If you work out regularly or even if you're just a beginner, muscle soreness is something you are likely to experience every now and then. There are some ways to reduce its intensity or eliminate it altogether. Moderate exercise – even though it seems counterintuitive – can help you get rid of it.
"It increases blood flow to the damaged muscles, enabling them to heal faster," explains physiotherapist Alexander Srokovskyi. He recommends walks, swimming and cycling, for instance.
You shouldn't exercise the affected muscle groups harder than that, though, so wait before your next workout and don't do any stretching either. Otherwise, your relief efforts will be for nought and your athletic performance will drop, warns Srokovskyi, adding you may even strain muscles or tear muscle fibres.
Special caution is necessary if a muscle hurts where it's attached to a bone, he says, as this is a sure sign it's been overstressed. But if you feel pain when you press the muscle "belly," where the muscle is widest, then it's a mild case of post-workout soreness and nothing to worry about.
Helpful in relaxing inflamed muscles are warm compresses, hot baths and sauna sessions, which at the same time stimulate metabolism. Ice baths and alternating hot and cold showers are metabolically stimulating as well.
Massages aren't a good idea if your muscles ache. Kneading them too much or too strongly will additionally irritate the muscle fibres and could worsen the microtears in them caused by the workout. But if you insist on some kind of massage, then very gently only, Srokovskyi advises.

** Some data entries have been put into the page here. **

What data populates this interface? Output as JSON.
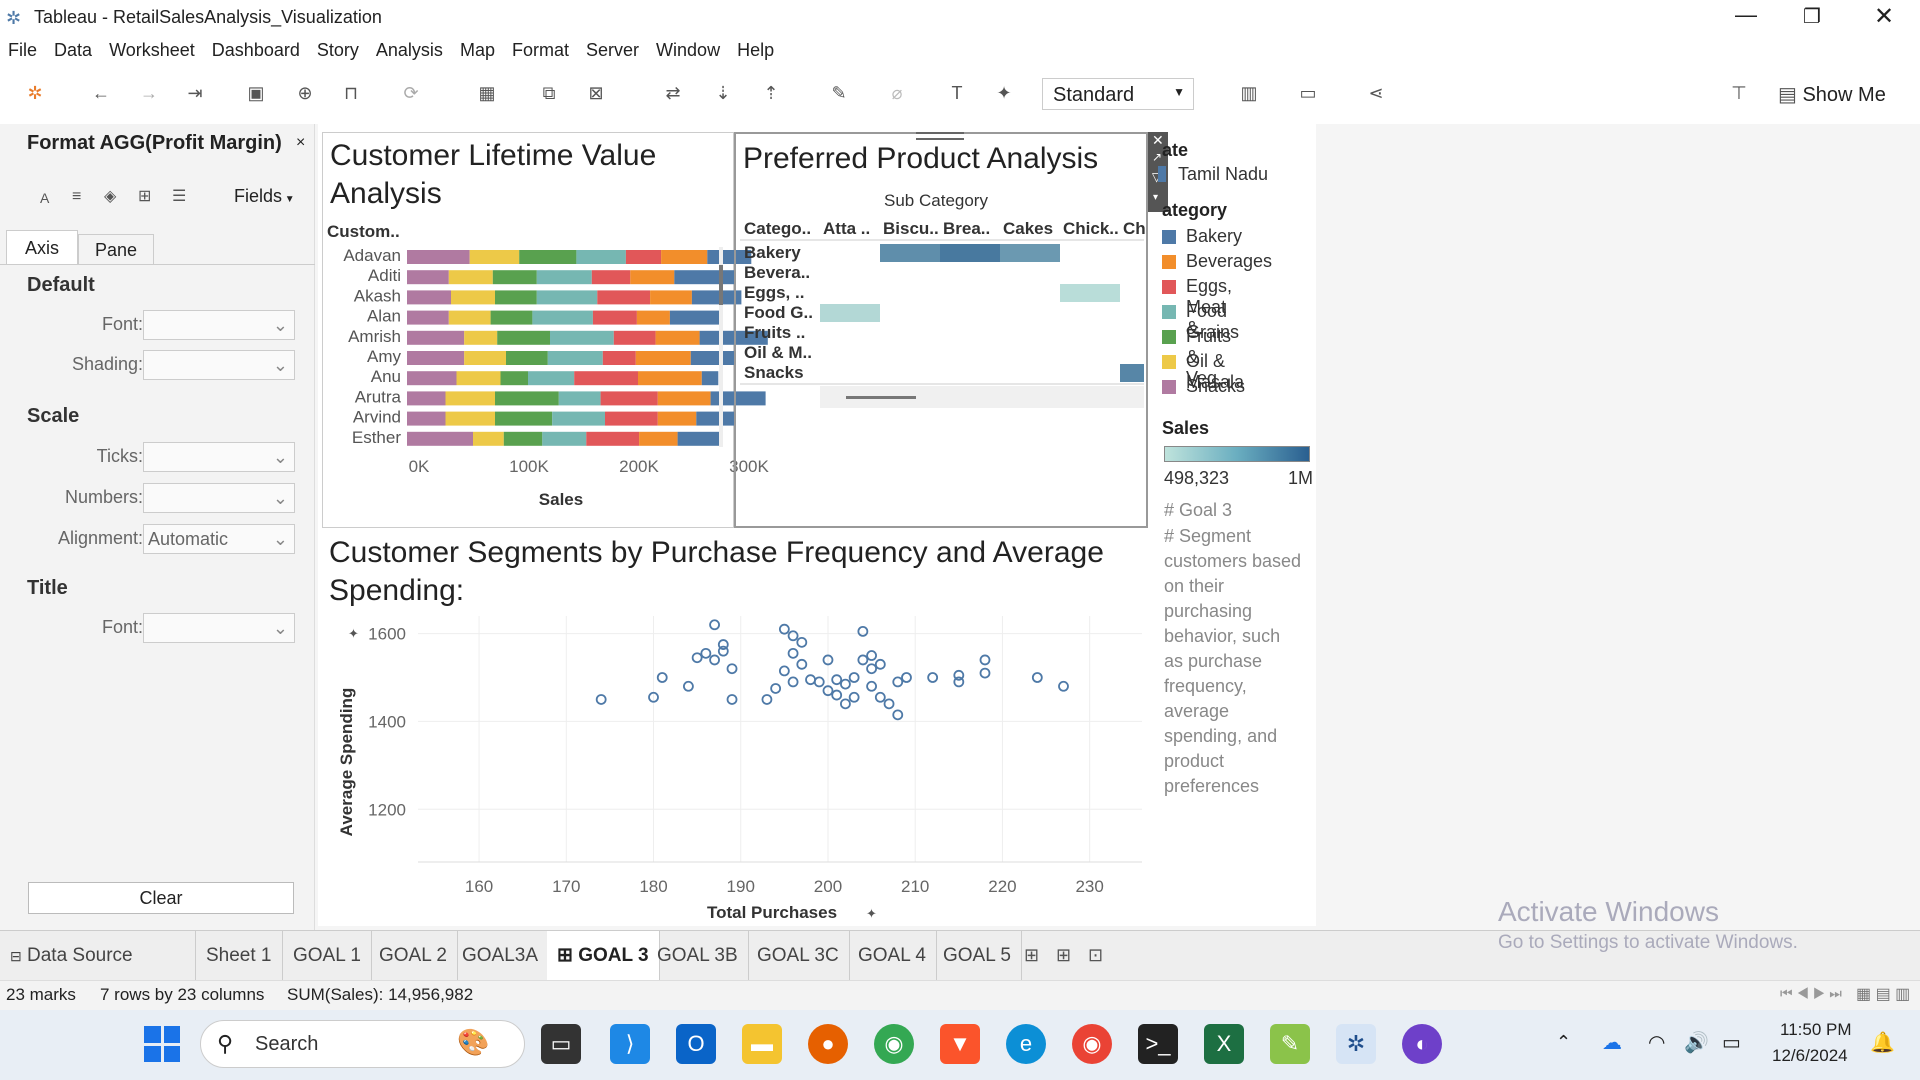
{
  "window": {
    "title": "Tableau - RetailSalesAnalysis_Visualization"
  },
  "menu": [
    "File",
    "Data",
    "Worksheet",
    "Dashboard",
    "Story",
    "Analysis",
    "Map",
    "Format",
    "Server",
    "Window",
    "Help"
  ],
  "toolbar": {
    "view_mode": "Standard",
    "show_me": "Show Me"
  },
  "format_pane": {
    "title": "Format AGG(Profit Margin)",
    "fields_label": "Fields",
    "tabs": [
      "Axis",
      "Pane"
    ],
    "sections": {
      "default": "Default",
      "scale": "Scale",
      "title": "Title"
    },
    "labels": {
      "font": "Font:",
      "shading": "Shading:",
      "ticks": "Ticks:",
      "numbers": "Numbers:",
      "alignment": "Alignment:",
      "title_font": "Font:"
    },
    "alignment_value": "Automatic",
    "clear_label": "Clear"
  },
  "clv_chart": {
    "title_line1": "Customer Lifetime Value",
    "title_line2": "Analysis",
    "row_header": "Custom..",
    "xlabel": "Sales",
    "ticks": [
      "0K",
      "100K",
      "200K",
      "300K"
    ]
  },
  "ppa_chart": {
    "title": "Preferred Product Analysis",
    "col_header": "Sub Category",
    "row_header": "Catego..",
    "columns": [
      "Atta ..",
      "Biscu..",
      "Brea..",
      "Cakes",
      "Chick..",
      "Ch"
    ]
  },
  "seg_chart": {
    "title_line1": "Customer Segments by Purchase Frequency and Average",
    "title_line2": "Spending:",
    "xlabel": "Total Purchases",
    "ylabel": "Average Spending",
    "xticks": [
      "160",
      "170",
      "180",
      "190",
      "200",
      "210",
      "220",
      "230"
    ],
    "yticks": [
      "1600",
      "1400",
      "1200"
    ]
  },
  "legend": {
    "state_title": "ate",
    "state_value": "Tamil Nadu",
    "category_title": "ategory",
    "categories": [
      {
        "name": "Bakery",
        "color": "#4e79a7"
      },
      {
        "name": "Beverages",
        "color": "#f28e2b"
      },
      {
        "name": "Eggs, Meat &..",
        "color": "#e15759"
      },
      {
        "name": "Food Grains",
        "color": "#76b7b2"
      },
      {
        "name": "Fruits & Veg..",
        "color": "#59a14f"
      },
      {
        "name": "Oil & Masala",
        "color": "#edc948"
      },
      {
        "name": "Snacks",
        "color": "#b07aa1"
      }
    ],
    "sales_title": "Sales",
    "sales_min": "498,323",
    "sales_max": "1M",
    "goal_text": "# Goal 3",
    "segment_lines": [
      "# Segment",
      "customers based",
      "on their",
      "purchasing",
      "behavior, such",
      "as purchase",
      "frequency,",
      "average",
      "spending, and",
      "product",
      "preferences"
    ]
  },
  "sheet_tabs": {
    "data_source": "Data Source",
    "tabs": [
      "Sheet 1",
      "GOAL 1",
      "GOAL 2",
      "GOAL3A",
      "GOAL 3",
      "GOAL 3B",
      "GOAL 3C",
      "GOAL 4",
      "GOAL 5"
    ],
    "active": "GOAL 3"
  },
  "status": {
    "marks": "23 marks",
    "dims": "7 rows by 23 columns",
    "sum": "SUM(Sales): 14,956,982"
  },
  "watermark": {
    "line1": "Activate Windows",
    "line2": "Go to Settings to activate Windows."
  },
  "taskbar": {
    "search": "Search",
    "time": "11:50 PM",
    "date": "12/6/2024"
  },
  "chart_data": [
    {
      "type": "bar",
      "title": "Customer Lifetime Value Analysis",
      "xlabel": "Sales",
      "ylabel": "Custom..",
      "xlim": [
        0,
        330000
      ],
      "categories": [
        "Adavan",
        "Aditi",
        "Akash",
        "Alan",
        "Amrish",
        "Amy",
        "Anu",
        "Arutra",
        "Arvind",
        "Esther"
      ],
      "stack_order": [
        "Snacks",
        "Oil & Masala",
        "Fruits & Veg..",
        "Food Grains",
        "Eggs, Meat &..",
        "Beverages",
        "Bakery"
      ],
      "series": [
        {
          "name": "Snacks",
          "values": [
            57000,
            38000,
            40000,
            38000,
            52000,
            52000,
            45000,
            35000,
            35000,
            60000
          ]
        },
        {
          "name": "Oil & Masala",
          "values": [
            45000,
            40000,
            40000,
            38000,
            30000,
            38000,
            40000,
            45000,
            45000,
            28000
          ]
        },
        {
          "name": "Fruits & Veg..",
          "values": [
            52000,
            40000,
            38000,
            38000,
            48000,
            38000,
            25000,
            58000,
            52000,
            35000
          ]
        },
        {
          "name": "Food Grains",
          "values": [
            45000,
            50000,
            55000,
            55000,
            58000,
            50000,
            42000,
            38000,
            48000,
            40000
          ]
        },
        {
          "name": "Eggs, Meat &..",
          "values": [
            32000,
            35000,
            48000,
            40000,
            38000,
            30000,
            58000,
            52000,
            48000,
            48000
          ]
        },
        {
          "name": "Beverages",
          "values": [
            42000,
            40000,
            38000,
            30000,
            40000,
            50000,
            58000,
            48000,
            35000,
            35000
          ]
        },
        {
          "name": "Bakery",
          "values": [
            40000,
            55000,
            45000,
            45000,
            62000,
            40000,
            15000,
            50000,
            35000,
            40000
          ]
        }
      ]
    },
    {
      "type": "heatmap",
      "title": "Preferred Product Analysis",
      "xlabel": "Sub Category",
      "ylabel": "Catego..",
      "columns": [
        "Atta ..",
        "Biscu..",
        "Brea..",
        "Cakes",
        "Chick..",
        "Ch"
      ],
      "rows": [
        "Bakery",
        "Bevera..",
        "Eggs, ..",
        "Food G..",
        "Fruits ..",
        "Oil & M..",
        "Snacks"
      ],
      "cells": [
        {
          "row": "Bakery",
          "col": "Biscu..",
          "value": 820000
        },
        {
          "row": "Bakery",
          "col": "Brea..",
          "value": 900000
        },
        {
          "row": "Bakery",
          "col": "Cakes",
          "value": 780000
        },
        {
          "row": "Eggs, ..",
          "col": "Chick..",
          "value": 520000
        },
        {
          "row": "Food G..",
          "col": "Atta ..",
          "value": 540000
        },
        {
          "row": "Snacks",
          "col": "Ch",
          "value": 850000
        }
      ],
      "color_range": [
        498323,
        1000000
      ]
    },
    {
      "type": "scatter",
      "title": "Customer Segments by Purchase Frequency and Average Spending:",
      "xlabel": "Total Purchases",
      "ylabel": "Average Spending",
      "xlim": [
        153,
        236
      ],
      "ylim": [
        1080,
        1640
      ],
      "points": [
        [
          174,
          1450
        ],
        [
          180,
          1455
        ],
        [
          181,
          1500
        ],
        [
          184,
          1480
        ],
        [
          185,
          1545
        ],
        [
          186,
          1555
        ],
        [
          187,
          1620
        ],
        [
          187,
          1540
        ],
        [
          188,
          1560
        ],
        [
          188,
          1575
        ],
        [
          189,
          1520
        ],
        [
          189,
          1450
        ],
        [
          193,
          1450
        ],
        [
          194,
          1475
        ],
        [
          195,
          1515
        ],
        [
          195,
          1610
        ],
        [
          196,
          1595
        ],
        [
          196,
          1490
        ],
        [
          196,
          1555
        ],
        [
          197,
          1580
        ],
        [
          197,
          1530
        ],
        [
          198,
          1495
        ],
        [
          199,
          1490
        ],
        [
          200,
          1470
        ],
        [
          200,
          1540
        ],
        [
          201,
          1460
        ],
        [
          201,
          1495
        ],
        [
          202,
          1440
        ],
        [
          202,
          1485
        ],
        [
          203,
          1455
        ],
        [
          203,
          1500
        ],
        [
          204,
          1605
        ],
        [
          204,
          1540
        ],
        [
          205,
          1520
        ],
        [
          205,
          1550
        ],
        [
          205,
          1480
        ],
        [
          206,
          1455
        ],
        [
          206,
          1530
        ],
        [
          207,
          1440
        ],
        [
          208,
          1490
        ],
        [
          208,
          1415
        ],
        [
          209,
          1500
        ],
        [
          212,
          1500
        ],
        [
          215,
          1490
        ],
        [
          215,
          1505
        ],
        [
          218,
          1510
        ],
        [
          218,
          1540
        ],
        [
          224,
          1500
        ],
        [
          227,
          1480
        ]
      ]
    }
  ]
}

What can help, however, is lymphatic drainage, he points out. A gentle form of massage, it involves manipulating specific areas of your body to help move lymph – a pale liquid that maintains tissues' fluid balance and removes bacteria from them – to an area with working lymph vessels.
As Srokovskyi describes it, the microscopic damage to muscle fibres, resulting in soreness, leads to a build-up of fluid. So a "decongestive" therapy is beneficial in accelerating the healing process.
While there are certainly things worse than post-workout muscle soreness, which may even be oddly satisfying – "no pain, no gain," after all – the question arises: Can it be avoided?
The answer is yes. Srokovskyi says the key is keeping your workouts regular and not overdoing it. If you increase their intensity, for example, the amount of weight lifted or the number of repetitions, you should do so in small increments. It's also important to warm up properly before you start.
Another tip: Make sure your diet is rich in magnesium. Foods high in minerals include sunflower seeds, Brazil nuts, dates, spinach, oat flakes and Parmesan cheese.